Expand here for detailed steps
Large, unbounded time windows force the Lake to scan excessive parquet files. A narrow time filter drastically improves performance.
- In the Defender portal, go to Microsoft Sentinel > Data Lake Exploration > KQL Queries.
-
Run the following query:
SecurityIncident | where TimeGenerated > ago(7d)Benefits:
- Reduces data scanned
- Accelerates execution
- Prevents hitting row or result-size limits
-
Filter early on high-value fields.
Expand here for detailed steps
Apply the most selective filters at the top of your query. This reduces the rowset before projecting or summarizing.
-
Run the following query:
SecurityIncident | where TimeGenerated > ago(7d) | where ProviderName == "Microsoft XDR" | where Severity in ("High", "Medium", "Informational")
Benefits:
- Removes irrelevant rows immediately
- Minimizes downstream processing
- Faster & more efficient scanning
-
-
Project only required columns.
Expand here for detailed steps
By default, KQL returns all columns. Explicit projection reduces payload size and makes dashboards clearer.
-
Run:
SecurityIncident | where TimeGenerated > ago(7d) | where Severity in ("High", "Medium", "Informational") | project TimeGenerated, IncidentName, Severity, Owner, Status
Benefits:
- Reduces data volume
- Improves readability
- Shortens query execution time
-
-
Use schema discovery before querying.
Expand here for detailed steps
When you are unsure about fields or when tables evolve, use
getschemato explore the structure.-
Run:
SecurityIncident | getschema
Benefits:
- Confirms field names and types
- Prevents errors from missing or renamed columns
- Useful when working with Lake tables that change over time
-
-
For large data ranges, use summaries + KQL Jobs.

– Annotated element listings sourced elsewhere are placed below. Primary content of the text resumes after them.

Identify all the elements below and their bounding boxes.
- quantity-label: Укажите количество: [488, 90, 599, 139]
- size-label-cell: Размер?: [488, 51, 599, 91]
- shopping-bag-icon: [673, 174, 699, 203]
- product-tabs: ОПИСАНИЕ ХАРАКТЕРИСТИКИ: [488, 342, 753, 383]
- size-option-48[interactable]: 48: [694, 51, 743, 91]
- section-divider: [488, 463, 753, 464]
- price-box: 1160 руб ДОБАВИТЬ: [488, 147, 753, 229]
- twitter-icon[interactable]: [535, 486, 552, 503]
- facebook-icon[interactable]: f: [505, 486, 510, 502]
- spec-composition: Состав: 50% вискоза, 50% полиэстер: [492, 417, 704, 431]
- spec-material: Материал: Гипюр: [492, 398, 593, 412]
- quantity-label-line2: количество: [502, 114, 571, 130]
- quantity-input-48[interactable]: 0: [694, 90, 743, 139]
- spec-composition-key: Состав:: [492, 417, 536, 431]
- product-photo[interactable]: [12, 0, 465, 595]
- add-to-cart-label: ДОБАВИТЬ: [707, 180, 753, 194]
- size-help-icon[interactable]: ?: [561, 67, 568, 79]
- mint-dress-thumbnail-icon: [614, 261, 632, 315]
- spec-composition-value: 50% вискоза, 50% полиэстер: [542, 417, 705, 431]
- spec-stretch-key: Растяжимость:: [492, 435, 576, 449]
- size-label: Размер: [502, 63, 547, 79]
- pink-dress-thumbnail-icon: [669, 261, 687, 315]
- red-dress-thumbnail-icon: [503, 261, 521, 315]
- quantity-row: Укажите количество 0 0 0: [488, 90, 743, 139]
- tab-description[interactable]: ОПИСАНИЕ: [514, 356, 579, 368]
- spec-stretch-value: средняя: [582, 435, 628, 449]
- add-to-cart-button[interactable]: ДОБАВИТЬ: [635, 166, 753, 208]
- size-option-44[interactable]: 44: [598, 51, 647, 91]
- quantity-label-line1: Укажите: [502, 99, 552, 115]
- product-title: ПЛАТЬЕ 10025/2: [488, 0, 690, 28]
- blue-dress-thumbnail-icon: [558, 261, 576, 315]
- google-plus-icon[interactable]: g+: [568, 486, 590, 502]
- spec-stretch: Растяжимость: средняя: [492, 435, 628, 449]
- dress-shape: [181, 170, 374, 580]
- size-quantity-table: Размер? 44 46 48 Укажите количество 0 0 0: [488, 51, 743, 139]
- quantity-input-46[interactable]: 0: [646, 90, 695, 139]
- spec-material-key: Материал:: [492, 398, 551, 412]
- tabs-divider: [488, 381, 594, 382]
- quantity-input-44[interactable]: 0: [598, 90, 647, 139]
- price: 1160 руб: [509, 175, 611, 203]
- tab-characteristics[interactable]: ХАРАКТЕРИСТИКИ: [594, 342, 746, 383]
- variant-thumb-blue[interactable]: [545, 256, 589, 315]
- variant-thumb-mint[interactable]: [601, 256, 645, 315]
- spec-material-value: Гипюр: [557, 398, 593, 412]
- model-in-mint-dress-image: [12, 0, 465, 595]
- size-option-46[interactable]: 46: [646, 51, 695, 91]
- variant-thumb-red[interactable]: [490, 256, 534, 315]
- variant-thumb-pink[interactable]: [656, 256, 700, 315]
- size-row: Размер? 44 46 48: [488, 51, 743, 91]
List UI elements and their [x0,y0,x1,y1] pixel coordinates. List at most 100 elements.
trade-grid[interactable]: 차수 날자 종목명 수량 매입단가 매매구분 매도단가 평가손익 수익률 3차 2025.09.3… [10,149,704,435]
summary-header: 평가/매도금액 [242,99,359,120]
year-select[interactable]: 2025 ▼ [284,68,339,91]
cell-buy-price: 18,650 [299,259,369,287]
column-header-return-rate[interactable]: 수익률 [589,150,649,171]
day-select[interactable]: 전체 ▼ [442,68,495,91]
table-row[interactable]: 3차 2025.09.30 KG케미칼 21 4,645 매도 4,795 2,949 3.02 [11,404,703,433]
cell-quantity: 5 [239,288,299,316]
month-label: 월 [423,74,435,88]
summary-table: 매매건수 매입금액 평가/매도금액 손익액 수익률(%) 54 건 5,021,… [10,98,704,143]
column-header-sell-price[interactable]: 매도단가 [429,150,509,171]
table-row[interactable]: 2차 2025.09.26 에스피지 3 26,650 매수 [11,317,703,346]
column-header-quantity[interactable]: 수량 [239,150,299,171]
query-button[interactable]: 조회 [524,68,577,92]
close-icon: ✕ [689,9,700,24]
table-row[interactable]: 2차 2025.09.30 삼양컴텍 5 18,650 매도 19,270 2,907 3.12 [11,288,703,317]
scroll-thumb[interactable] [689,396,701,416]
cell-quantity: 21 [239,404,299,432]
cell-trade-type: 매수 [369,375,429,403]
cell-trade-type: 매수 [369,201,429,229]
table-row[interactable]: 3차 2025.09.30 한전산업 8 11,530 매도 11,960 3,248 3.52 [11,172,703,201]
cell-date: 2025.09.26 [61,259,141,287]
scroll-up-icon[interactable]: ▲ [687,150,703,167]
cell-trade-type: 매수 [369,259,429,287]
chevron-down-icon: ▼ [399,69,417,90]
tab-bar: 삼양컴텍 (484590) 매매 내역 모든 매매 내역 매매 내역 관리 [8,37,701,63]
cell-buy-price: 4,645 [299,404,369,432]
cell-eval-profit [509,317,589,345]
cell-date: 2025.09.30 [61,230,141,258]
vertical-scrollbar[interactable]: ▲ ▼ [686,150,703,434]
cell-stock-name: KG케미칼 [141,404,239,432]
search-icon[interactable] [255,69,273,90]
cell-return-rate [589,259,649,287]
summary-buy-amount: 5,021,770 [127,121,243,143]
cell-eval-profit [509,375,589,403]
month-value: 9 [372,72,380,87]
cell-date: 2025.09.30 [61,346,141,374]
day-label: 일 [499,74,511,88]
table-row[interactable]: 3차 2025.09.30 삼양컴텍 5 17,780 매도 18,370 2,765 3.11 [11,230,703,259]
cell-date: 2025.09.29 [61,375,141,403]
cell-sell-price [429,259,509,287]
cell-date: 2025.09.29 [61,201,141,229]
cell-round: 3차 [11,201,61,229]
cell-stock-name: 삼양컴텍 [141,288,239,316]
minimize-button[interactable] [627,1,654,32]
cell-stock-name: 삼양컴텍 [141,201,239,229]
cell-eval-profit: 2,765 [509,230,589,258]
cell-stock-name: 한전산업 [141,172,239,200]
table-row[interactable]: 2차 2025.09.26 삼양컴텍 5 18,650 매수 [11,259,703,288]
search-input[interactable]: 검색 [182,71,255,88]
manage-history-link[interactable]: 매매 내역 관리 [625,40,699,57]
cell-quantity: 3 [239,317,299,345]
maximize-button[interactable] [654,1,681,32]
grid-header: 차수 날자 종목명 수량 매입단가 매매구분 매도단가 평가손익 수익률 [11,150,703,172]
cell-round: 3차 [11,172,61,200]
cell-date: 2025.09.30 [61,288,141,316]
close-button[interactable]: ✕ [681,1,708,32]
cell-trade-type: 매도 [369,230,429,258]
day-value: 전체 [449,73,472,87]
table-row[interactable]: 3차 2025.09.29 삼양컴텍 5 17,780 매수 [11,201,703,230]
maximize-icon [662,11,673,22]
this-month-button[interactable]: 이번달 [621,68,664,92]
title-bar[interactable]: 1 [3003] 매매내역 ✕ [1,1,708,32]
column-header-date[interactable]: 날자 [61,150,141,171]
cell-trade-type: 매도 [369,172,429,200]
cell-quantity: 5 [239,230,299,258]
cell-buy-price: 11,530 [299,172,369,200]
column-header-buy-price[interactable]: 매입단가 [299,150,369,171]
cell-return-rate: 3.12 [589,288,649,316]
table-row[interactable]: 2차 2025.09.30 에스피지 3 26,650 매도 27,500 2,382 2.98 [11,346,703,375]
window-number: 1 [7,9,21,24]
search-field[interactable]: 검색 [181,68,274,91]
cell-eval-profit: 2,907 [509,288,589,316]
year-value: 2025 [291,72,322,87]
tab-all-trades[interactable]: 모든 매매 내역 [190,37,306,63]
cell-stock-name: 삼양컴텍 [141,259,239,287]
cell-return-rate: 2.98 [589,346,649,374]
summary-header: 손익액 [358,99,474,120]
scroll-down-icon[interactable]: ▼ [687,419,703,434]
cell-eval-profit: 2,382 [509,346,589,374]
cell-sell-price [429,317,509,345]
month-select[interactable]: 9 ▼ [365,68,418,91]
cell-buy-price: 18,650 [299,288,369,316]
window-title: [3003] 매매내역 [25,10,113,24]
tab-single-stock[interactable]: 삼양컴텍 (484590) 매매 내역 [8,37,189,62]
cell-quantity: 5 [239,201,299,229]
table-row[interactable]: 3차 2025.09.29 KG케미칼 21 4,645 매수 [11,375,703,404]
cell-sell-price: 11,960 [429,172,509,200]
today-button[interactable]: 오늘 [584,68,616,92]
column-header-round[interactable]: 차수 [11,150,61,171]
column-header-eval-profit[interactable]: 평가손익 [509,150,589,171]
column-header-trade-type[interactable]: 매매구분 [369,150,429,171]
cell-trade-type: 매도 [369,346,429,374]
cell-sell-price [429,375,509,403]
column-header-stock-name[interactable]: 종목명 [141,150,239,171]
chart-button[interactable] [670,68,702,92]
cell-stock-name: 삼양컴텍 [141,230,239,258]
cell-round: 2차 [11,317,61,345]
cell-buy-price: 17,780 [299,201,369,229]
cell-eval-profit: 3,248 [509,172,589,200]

Expand here for detailed steps
Directly querying large historical datasets in the Lake (e.g., months or years of parquet files) is inefficient. A better pattern is to generate curated rollups and persist them using KQL Jobs.
Use this pattern for long-range analysis:
- Query large data volumes in the Lake
- Generate daily or hourly rollups
- Save results into an Analytics-tier table using a KQL Job
- Query the smaller “gold table” instead of rescanning raw telemetry
This pattern is used extensively in Exercise 7, where you build both one-off and scheduled KQL Jobs.
-
Run the optimized end-to-end example.
Expand here for detailed steps
This query demonstrates all optimization techniques together.
SecurityIncident | where TimeGenerated > ago(7d) | where ProviderName == "Microsoft XDR" | where Severity in ("High", "Medium","Informational") | project TimeGenerated, IncidentName, Severity, Owner, Status | summarize TotalIncidents = count() by bin(TimeGenerated, 1d), Severity | order by TimeGenerated desc
This reflects the best practices:
- Tight time range
- Early filtering
- Column projection
- Aggregation